As TechCrunch points out, there’s currently no way for users to report apps to Apple that are clearly stealing from other apps. Apple purports to screen the apps that make it into the iTunes App Store, but with tens of thousands of apps and games available, it’s hard to fault Apple too much when copies or other less-than-honest apps slip through the cracks. Depending on the circumstances, Apple can be pretty quick about removing apps guilty of copyright infringement and other problems, although the process of lodging such complaints with Apple can be difficult as well. Over the last year, the iPhone maker has gotten a lot better about dealing with problematic apps and getting them removed.

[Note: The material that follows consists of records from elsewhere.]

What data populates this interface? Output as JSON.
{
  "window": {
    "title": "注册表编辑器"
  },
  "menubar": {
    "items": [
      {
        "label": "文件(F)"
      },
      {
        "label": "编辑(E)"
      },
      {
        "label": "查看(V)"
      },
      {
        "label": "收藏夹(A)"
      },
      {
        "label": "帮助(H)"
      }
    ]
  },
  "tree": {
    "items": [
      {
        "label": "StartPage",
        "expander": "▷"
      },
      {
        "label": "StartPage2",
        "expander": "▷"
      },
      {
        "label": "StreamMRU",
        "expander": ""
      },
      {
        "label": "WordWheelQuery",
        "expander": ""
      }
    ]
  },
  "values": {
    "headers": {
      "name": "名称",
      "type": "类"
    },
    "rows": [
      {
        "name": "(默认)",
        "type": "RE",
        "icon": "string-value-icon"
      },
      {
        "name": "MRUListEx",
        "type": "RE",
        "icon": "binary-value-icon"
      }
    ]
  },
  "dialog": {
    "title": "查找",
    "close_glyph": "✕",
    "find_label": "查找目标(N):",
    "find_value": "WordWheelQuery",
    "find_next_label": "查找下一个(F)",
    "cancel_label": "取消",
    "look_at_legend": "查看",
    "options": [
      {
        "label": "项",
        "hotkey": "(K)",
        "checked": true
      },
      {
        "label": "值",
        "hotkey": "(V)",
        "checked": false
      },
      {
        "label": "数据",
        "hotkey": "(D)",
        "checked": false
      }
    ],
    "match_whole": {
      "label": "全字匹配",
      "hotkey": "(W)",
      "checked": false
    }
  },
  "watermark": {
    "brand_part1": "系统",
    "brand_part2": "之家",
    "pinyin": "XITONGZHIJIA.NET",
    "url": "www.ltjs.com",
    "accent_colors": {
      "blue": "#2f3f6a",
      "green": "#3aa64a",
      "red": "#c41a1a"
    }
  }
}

Still, it can take a while for an app such as Temple Jump to garner enough attention for removal, and in the meantime, those apps tend to draw sales regardless of whether they’re honest or not. In fact, rip-off apps tend to draw attention – and sales – as much because users do know what they’re downloading as don’t. Often fake apps draw a lot of attention and outrage from users, and that attention gives the app more steam than it would otherwise have; as some users decry an app as being a rip-off, others download it out of curiosity. It’s probably a combination of factors that drove Temple Jump to the top of the App Store list, but it’s hard to deny that at least some of those sales should have gone to the legitimate Temple Run.
After Apple’s proactive steps to remove copyright infringing apps from the App Store during the last year, it seems high time for the company to enlist the help of users by adding a button allowing customers to mark apps as infringing or problematic, as TechCrunch notes. Sure, it would likely create some extra baggage for Apple to sift through as apps that don’t deserve the designation catch heat from upset customers. But if Apple means to protect developers and maintain the integrity of its walled garden of a marketplace, having a means of leveraging its huge customer base to identify problematic apps seems like a no-brainer solution.